The following is generally typical of the questions to which objections were sustained:

“Q. Well, Mrs. Pennell, will you describe to His Honor and the jury the physical and mental condition of your sister, Mrs. Jones, from September 14, 1965 to December 21, 1965?”

The vice of such a general question is fully exemplified in the answer to the question which was allowed in the absence of the jury. We will not reproduce here the dissertation delivered by the witnesses. Suffice to say, much of it was not relevant to the case, much of it was clearly hearsay, and none of it bore directly upon the mental capacity of decedent to know and understand the nature and effect of the contract she signed with plaintiff to establish a joint savings account with right of survivorship. The objections to the questions were properly sustained.
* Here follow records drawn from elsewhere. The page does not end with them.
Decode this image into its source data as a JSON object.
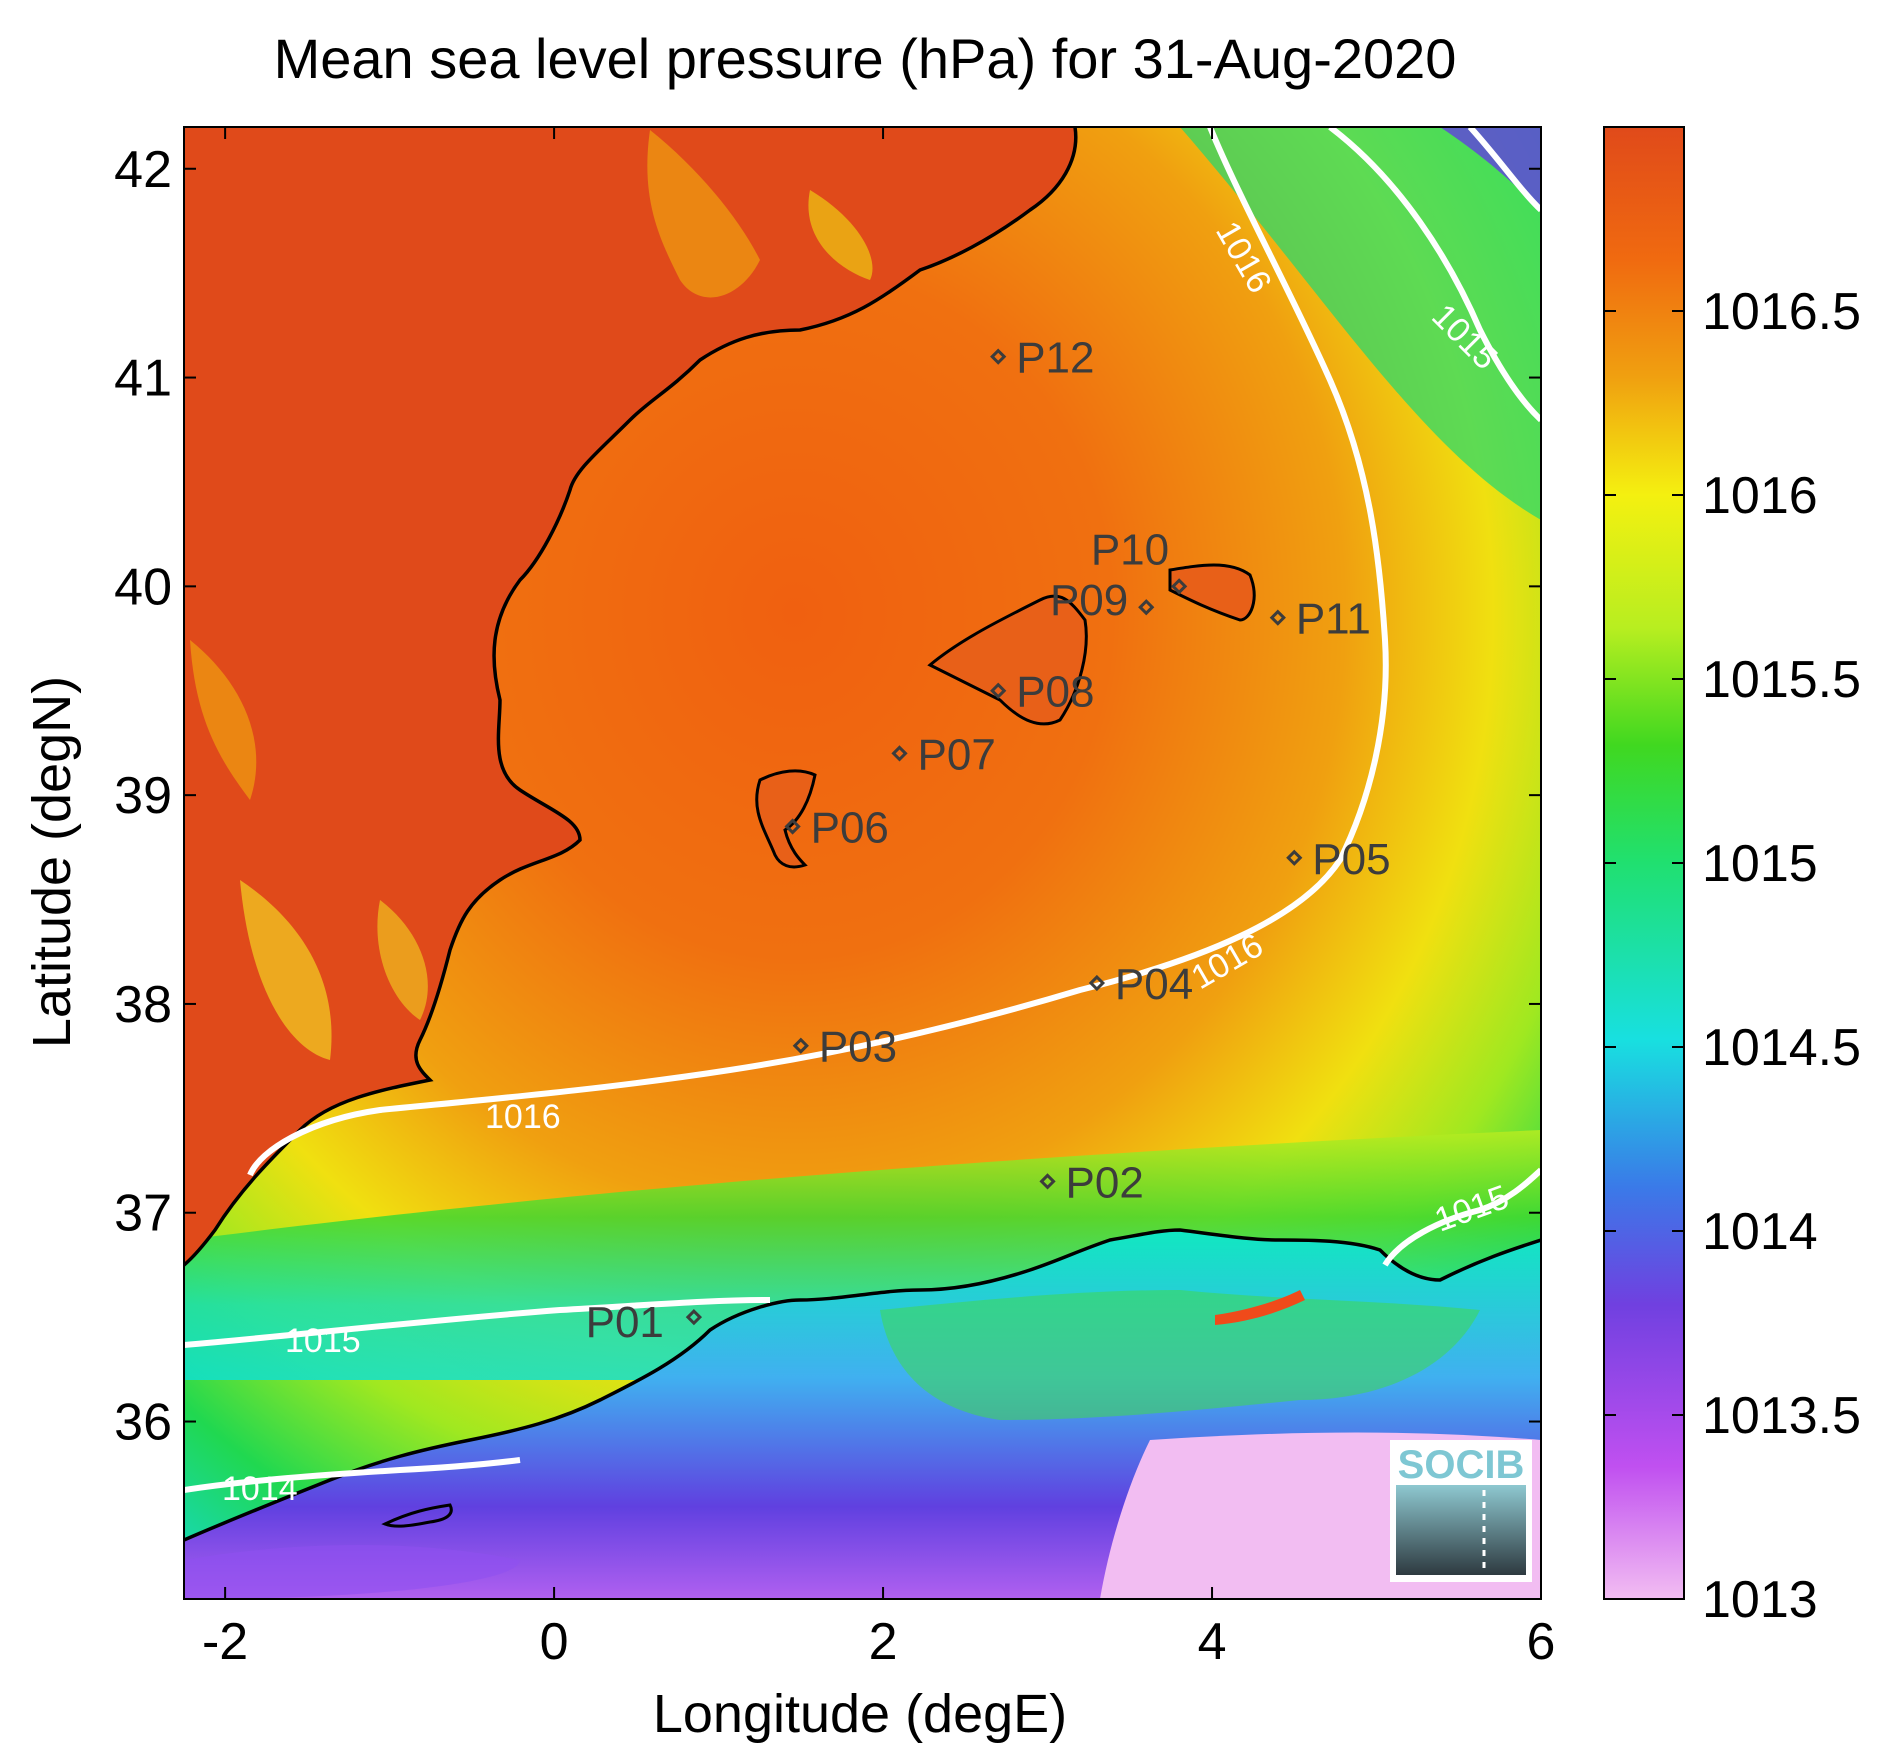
{
  "title": "Mean sea level pressure (hPa) for 31-Aug-2020",
  "axes": {
    "xlabel": "Longitude (degE)",
    "ylabel": "Latitude (degN)",
    "xlim": [
      -2.25,
      6.0
    ],
    "ylim": [
      35.15,
      42.2
    ],
    "xticks": [
      "-2",
      "0",
      "2",
      "4",
      "6"
    ],
    "yticks": [
      "36",
      "37",
      "38",
      "39",
      "40",
      "41",
      "42"
    ]
  },
  "colorbar": {
    "range": [
      1013.0,
      1017.0
    ],
    "ticks": [
      "1013",
      "1013.5",
      "1014",
      "1014.5",
      "1015",
      "1015.5",
      "1016",
      "1016.5"
    ],
    "colors": [
      "#f0b8f0",
      "#b040f0",
      "#6040e0",
      "#2aa8e8",
      "#10e8c8",
      "#20d840",
      "#a0ea20",
      "#f0f010",
      "#f0a010",
      "#f06010",
      "#e04a1a"
    ]
  },
  "stations": [
    {
      "id": "P01",
      "lon": 0.85,
      "lat": 36.5
    },
    {
      "id": "P02",
      "lon": 3.0,
      "lat": 37.15
    },
    {
      "id": "P03",
      "lon": 1.5,
      "lat": 37.8
    },
    {
      "id": "P04",
      "lon": 3.3,
      "lat": 38.1
    },
    {
      "id": "P05",
      "lon": 4.5,
      "lat": 38.7
    },
    {
      "id": "P06",
      "lon": 1.45,
      "lat": 38.85
    },
    {
      "id": "P07",
      "lon": 2.1,
      "lat": 39.2
    },
    {
      "id": "P08",
      "lon": 2.7,
      "lat": 39.5
    },
    {
      "id": "P09",
      "lon": 3.6,
      "lat": 39.9
    },
    {
      "id": "P10",
      "lon": 3.8,
      "lat": 40.0
    },
    {
      "id": "P11",
      "lon": 4.4,
      "lat": 39.85
    },
    {
      "id": "P12",
      "lon": 2.7,
      "lat": 41.1
    }
  ],
  "contour_labels": [
    "1016",
    "1016",
    "1016",
    "1015",
    "1015",
    "1015",
    "1014"
  ],
  "logo": {
    "text": "SOCIB"
  }
}
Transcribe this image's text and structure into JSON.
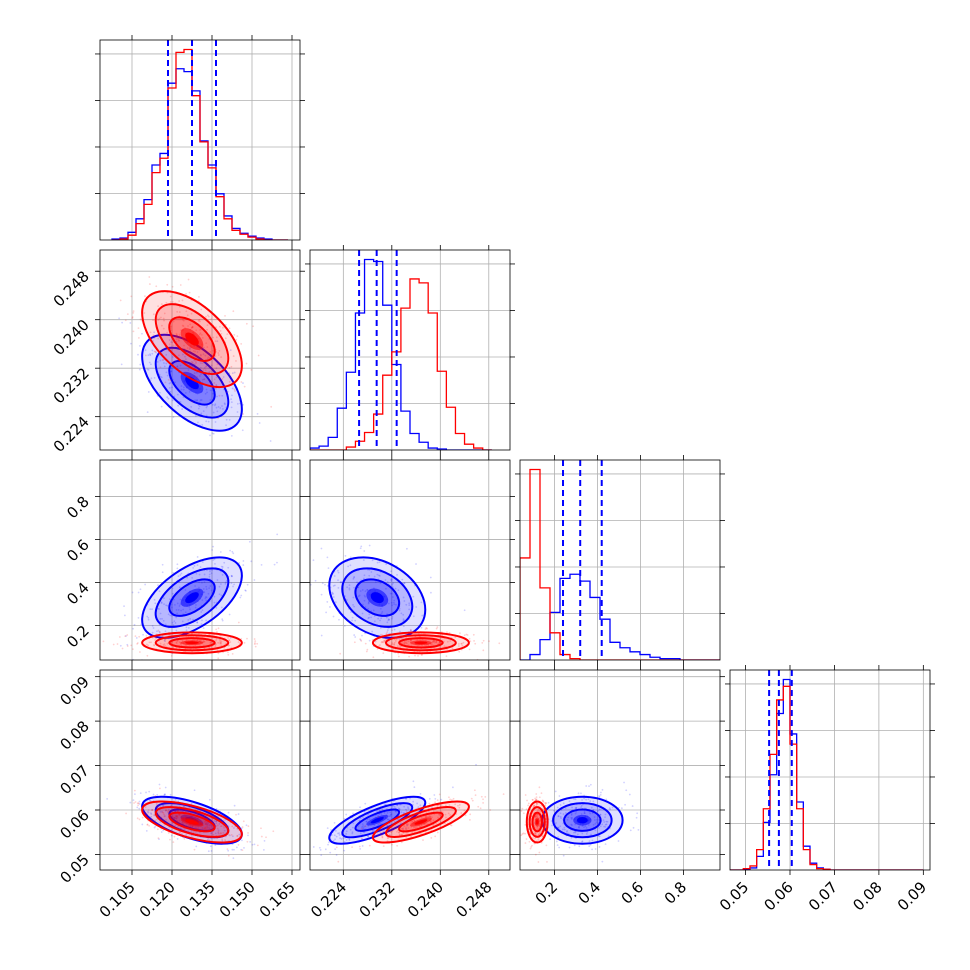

Defendant did not undertake to offer evidence of undue influence, therefore no issue concerning this was before the court. Having failed in her effort to offer competent evidence of mental incapacity, she failed to offer sufficient evidence to justify submission of that issue to the jury. Therefore, a directed verdict for plaintiff was properly entered.


Chief Judge Mallard and Judge Britt concur.